With the teacher she’s about the seduce and then bite:
Lili graually infects classmates and professors, then holds a graduation party that turns into a bloodfeast. I think she dies from taking sacrament soon after, but she’s in the hospital all torn up so maybe she was dying anyway. Movie was “presented” by hip-hop/comedy producer Russell Simmons for some reason and written by Nicholas St. John, who wrote most of Ferrara’s previous movies but not Bad Lieutenant, his previous killer combo of horror and catholicism.
With some girl she just bit:
Body Snatchers (1993)
Watched this on a whim since it was on netflix streaming, not expecting much from Ferrara’s studio horror remake (the movie he forgot about when criticizing Werner Herzog for remaking Bad Lieutenant), but it was great – excellently creepy and so stylishly shot – one of the few times throwing a big-budget thriller remake at an artistic filmmaker has paid off (sorry, The Departed). Paid off for me anyway – if IMDB is to be believed, it was a royal bomb in theaters. In competition at Cannes though, beaten unfairly by The Piano (and fairly by Farewell My Concubine). Third of four Body Snatchers movies. I knew about the Kevin McCarthy and the Nicole Kidman, but not about the one with Donald Sutherland and Leonard Nimoy.
All Things Horror points out: “Sure, it’s not perfect. There’s a bit of annoying narration that seems completely unnecessary, some unfortunate blue screen, a goofy big explosion-filled ending,” all valid points.

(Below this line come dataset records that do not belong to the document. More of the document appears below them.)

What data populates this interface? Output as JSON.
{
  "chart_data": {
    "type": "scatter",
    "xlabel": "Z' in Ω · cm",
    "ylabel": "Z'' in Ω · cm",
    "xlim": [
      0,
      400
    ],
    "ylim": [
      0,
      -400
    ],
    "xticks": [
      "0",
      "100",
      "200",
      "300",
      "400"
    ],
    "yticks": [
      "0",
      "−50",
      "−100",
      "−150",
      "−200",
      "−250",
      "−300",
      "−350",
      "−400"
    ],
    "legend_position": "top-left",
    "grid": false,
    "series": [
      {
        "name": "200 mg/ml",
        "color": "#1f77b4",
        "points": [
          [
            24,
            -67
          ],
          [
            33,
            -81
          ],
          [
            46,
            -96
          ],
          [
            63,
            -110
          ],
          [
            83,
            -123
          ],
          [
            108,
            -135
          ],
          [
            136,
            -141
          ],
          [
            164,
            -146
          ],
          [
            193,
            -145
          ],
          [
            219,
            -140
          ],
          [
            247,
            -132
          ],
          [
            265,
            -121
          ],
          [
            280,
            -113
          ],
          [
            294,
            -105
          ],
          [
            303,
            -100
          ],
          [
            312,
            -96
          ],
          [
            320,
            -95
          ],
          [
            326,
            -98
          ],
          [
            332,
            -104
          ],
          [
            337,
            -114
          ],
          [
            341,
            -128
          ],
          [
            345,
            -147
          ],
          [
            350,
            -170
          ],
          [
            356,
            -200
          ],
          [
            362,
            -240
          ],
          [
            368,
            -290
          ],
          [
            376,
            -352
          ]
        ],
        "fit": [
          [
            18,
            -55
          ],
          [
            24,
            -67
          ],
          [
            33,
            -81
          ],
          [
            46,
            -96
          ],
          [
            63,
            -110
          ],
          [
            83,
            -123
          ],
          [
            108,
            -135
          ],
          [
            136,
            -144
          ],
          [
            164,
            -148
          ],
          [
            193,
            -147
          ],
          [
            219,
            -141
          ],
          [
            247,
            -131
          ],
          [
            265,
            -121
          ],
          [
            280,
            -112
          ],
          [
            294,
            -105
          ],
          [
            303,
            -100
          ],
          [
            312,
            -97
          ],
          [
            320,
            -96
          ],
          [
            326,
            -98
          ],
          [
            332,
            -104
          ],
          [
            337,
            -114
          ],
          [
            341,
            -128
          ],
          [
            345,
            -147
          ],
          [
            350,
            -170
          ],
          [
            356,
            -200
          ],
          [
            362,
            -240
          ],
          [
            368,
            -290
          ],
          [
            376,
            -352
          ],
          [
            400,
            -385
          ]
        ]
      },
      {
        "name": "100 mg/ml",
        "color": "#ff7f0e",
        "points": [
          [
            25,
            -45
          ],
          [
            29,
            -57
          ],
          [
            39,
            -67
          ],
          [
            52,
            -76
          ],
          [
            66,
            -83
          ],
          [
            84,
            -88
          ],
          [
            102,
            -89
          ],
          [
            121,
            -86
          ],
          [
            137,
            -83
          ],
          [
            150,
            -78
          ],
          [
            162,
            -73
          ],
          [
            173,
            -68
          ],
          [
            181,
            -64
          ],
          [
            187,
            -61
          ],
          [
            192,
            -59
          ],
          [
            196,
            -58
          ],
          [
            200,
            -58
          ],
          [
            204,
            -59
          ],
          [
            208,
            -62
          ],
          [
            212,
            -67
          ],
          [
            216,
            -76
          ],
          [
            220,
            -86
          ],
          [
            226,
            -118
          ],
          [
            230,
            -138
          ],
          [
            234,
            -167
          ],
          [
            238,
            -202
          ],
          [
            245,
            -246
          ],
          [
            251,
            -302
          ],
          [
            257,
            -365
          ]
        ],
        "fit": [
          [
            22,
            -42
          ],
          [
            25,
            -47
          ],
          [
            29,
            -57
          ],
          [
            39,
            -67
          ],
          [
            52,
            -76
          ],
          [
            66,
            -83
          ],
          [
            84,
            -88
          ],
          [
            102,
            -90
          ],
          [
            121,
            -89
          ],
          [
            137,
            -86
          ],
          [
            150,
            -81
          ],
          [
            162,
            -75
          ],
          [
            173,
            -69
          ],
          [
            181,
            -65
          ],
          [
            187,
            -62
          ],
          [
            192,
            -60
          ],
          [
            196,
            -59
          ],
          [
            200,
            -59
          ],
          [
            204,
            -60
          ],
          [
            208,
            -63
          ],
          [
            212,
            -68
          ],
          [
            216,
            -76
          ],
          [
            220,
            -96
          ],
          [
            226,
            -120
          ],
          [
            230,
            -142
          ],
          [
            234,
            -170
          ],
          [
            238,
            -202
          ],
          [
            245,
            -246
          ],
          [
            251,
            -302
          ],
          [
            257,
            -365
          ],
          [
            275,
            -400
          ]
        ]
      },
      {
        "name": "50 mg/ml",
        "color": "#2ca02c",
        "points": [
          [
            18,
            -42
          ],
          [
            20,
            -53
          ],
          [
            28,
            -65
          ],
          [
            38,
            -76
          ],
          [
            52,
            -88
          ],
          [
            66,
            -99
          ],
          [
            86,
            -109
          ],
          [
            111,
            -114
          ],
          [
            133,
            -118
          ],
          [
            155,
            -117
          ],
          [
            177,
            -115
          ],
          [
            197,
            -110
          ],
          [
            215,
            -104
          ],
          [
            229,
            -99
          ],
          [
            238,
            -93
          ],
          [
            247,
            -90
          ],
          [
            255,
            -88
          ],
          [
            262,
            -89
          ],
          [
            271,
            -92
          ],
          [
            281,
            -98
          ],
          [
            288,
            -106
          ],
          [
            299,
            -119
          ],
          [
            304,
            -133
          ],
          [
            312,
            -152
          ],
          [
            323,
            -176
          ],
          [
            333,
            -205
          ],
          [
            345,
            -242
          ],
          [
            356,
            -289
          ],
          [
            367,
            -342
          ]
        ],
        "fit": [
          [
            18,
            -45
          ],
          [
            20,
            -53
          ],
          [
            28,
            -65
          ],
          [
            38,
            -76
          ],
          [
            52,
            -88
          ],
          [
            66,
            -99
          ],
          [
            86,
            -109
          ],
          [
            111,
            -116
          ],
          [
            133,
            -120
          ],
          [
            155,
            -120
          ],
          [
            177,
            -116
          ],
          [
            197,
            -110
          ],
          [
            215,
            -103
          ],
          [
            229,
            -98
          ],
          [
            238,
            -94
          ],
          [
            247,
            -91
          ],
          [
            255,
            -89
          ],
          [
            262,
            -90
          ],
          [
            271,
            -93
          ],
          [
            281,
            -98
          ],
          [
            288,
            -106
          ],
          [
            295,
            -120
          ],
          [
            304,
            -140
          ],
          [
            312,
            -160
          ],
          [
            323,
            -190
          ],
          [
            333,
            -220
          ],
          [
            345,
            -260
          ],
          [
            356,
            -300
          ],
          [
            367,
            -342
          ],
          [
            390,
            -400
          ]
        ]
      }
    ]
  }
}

I’d like to add that the scene where suspicious doctor Forest Whitaker is driven to suicide by approaching aliens was pretty over the top, and if I didn’t already know Whitaker is a great actor, I would not have guessed it from this scene.
Awesome move setting the story on an army base, a location where everybody is trained to act like a pod person anyhow. R. Lee Ermey is looking good with his little mustache as the local general. Young Marti (Gabrielle Anwar of Flying Virus and iMurders) reluctantly moves onto the base with her boring dad (he’s so boring) Terry Kinney (founding member of Chicago’s Steppenwolf Theater), evil stepmother Meg Tilly (Psycho II) and observant little stepbrother. Marti immediately stars hanging out with a couple bad influences: hot, emotionless chopper pilot Tim (Billy Wirth of The Lost Boys) and general’s daughter Jen (Christine Elise of Child’s Play 2). Once the snatching starts, Tim’s post-traumatic stress disorder proves extremely useful in blending in with the aliens. Particularly creepy was the wide-mouthed pointing scream the baddies used as an alarm once the base had been mostly snatched.
Soon after that starts, Marti’s dad goes in search of help. And suddenly Guy Pearce is on an airplane? Then some Lebanese guys welcome Don Cheadle to Toronto?? Oh man, netflix has started playing the movie Traitor instead, probably to make a funny movie-snatchers joke. It’s hilarious, but I had to go rent a proper DVD of Body Snatchers and watch the last half hour a few nights later.
Writing assistance by both Stuart Gordon and Larry Cohen – along with Ferrara that’s an entire unholy trinity of 80’s cult filmmakers. No wonder I liked it.